2 -A emissão do alvará de licença ou autorização de alteração da utilização está sujeita ao pagamento da taxa prevista no número anterior.
Artigo 19.º
Alvará de licença de utilização ou de autorização prevista em legislação específica
A emissão de alvará de licença ou de autorização sujeita a legislação específica e aprovação da administração central está sujeita ao pagamento da taxa fixada no quadro IX da tabela anexa ao presente Regulamento determinada em função do tipo de estabelecimento e da sua área.
Artigo 20.º
Prorrogação para acabamentos
A prorrogação da licença ou autorização administrativa das obras de urbanização ou de edificação quando se encontrem em fase de acabamentos, respectivamente, prevista nos artigos 53.º, n.º 3, e 58.º, n.º 5, do regime jurídico da urbanização e da edificação está sujeita ao pagamento da taxa fixada no quadro X da tabela anexa no presente Regulamento, determinada em função do prazo da prorrogação.
Artigo 21.º
Execução por fases
Em caso de deferimento do pedido de execução faseada de obras de urbanização ou de obras de edificação, a emissão do alvará inicial e de cada um dos subsequentes aditamentos está sujeita ao pagamento das taxas respectivamente previstas nas tabelas III (artigo 13.º) e V (artigo 15.º) em anexo a este Regulamento, proporcionalmente fixadas por referência aos trabalhos incluídos em cada uma das fases e incidindo apenas nessa parte variável uma vez que a parte fixa é paga por uma única vez.
Artigo 22.º
Licença especial relativa a obras inacabadas
A concessão de licença especial relativa a obras inacabadas prevista no artigo 88.º do regime jurídico da urbanização e da edificação está sujeita ao pagamento da taxa prevista no quadro XI da tabela anexa a este Regulamento determinada em função do prazo estabelecido.
Artigo 23.º
1 -A ocupação do domínio público por motivo da realização de operações urbanísticas, designadamente a colocação de andaimes, tapumes, vedações e similares está sujeita ao pagamento da taxa prevista no quadro XII da tabela anexa a este Regulamento, determinada em função da área bruta de ocupação e da respectiva duração.

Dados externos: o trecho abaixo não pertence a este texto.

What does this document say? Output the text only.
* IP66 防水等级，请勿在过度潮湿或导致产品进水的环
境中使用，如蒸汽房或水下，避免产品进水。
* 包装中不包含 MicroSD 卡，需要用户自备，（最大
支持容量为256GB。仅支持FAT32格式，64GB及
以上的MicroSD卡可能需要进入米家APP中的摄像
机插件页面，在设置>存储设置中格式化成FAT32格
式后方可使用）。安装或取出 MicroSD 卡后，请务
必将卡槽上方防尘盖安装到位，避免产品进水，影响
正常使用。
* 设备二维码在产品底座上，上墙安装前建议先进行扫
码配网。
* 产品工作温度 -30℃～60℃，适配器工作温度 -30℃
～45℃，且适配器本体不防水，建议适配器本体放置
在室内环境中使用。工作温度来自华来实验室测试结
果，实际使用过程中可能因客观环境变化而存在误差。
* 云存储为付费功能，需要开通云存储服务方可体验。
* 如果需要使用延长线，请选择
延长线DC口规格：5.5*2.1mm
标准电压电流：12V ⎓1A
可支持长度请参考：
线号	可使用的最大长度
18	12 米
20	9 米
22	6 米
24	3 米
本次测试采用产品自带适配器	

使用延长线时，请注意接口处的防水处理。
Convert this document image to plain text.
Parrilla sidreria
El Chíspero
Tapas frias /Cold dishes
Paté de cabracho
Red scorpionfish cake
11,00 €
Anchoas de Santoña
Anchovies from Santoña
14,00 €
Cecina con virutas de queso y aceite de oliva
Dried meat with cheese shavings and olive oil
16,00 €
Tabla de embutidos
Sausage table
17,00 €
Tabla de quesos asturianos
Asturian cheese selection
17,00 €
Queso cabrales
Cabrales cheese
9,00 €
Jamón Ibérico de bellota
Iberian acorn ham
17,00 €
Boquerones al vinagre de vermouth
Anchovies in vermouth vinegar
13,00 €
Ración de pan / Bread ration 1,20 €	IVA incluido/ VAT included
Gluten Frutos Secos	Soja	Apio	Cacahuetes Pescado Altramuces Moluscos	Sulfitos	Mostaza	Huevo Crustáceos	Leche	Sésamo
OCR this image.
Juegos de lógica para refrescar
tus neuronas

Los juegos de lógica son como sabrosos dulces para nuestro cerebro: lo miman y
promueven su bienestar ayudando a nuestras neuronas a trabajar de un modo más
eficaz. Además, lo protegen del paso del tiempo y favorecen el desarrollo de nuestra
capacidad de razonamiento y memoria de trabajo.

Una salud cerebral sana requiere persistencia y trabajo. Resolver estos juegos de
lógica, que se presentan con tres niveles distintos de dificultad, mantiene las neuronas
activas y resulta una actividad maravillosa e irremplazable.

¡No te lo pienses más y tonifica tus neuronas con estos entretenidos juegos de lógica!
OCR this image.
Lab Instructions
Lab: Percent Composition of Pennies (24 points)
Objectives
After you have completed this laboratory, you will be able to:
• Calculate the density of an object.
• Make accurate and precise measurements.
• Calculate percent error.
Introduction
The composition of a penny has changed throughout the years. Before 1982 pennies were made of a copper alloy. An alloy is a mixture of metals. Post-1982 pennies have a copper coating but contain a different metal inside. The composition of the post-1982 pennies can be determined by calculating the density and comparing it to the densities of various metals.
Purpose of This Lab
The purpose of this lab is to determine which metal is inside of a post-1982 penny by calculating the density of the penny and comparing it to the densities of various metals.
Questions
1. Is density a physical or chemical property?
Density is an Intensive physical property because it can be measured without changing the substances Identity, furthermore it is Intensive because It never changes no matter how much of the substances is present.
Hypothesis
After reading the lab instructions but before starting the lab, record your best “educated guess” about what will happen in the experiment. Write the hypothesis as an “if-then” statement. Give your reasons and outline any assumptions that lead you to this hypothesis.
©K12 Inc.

2 -A ocupação prevista no número anterior não pode, em caso algum, ultrapassar o prazo fixado nas licenças ou autorizações relativas às operações urbanísticas a que se reportam ou ao prazo comunicado quando se trate de operações urbanísticas isentas ou dispensadas de licença ou autorização.
3 -A ocupação ou utilização do domínio público municipal e aproveitamento de bens de utilidade pública, incluindo as construções ou instalações especiais no solo, subsolo e espaço aéreo estão sujeitas ao pagamento da taxa igualmente prevista no quadro XII da tabela anexa a este Regulamento, determinada em função do metro linear ou metro cúbico da área bruta de ocupação e da respectiva duração.
SECÇÃO II
Taxas pela realização, reforço e manutenção de infra-estruturas urbanísticas
Artigo 24.º
Incidência
1 -A emissão do alvará de licença ou autorização de Ioteamento e obras de urbanização está sujeita ao pagamento de uma taxa, que passaremos a designar pela fórmula abreviada de TMU (taxa municipal de urbanização) pela realização, manutenção e reforço de infra-estruturas urbanísticas, tais como arruamentos viários e pedonais, redes de esgotos e de abastecimento de água, electricidade, gás e telecomunicações, espaços verdes e outros equipamentos de utilização colectiva.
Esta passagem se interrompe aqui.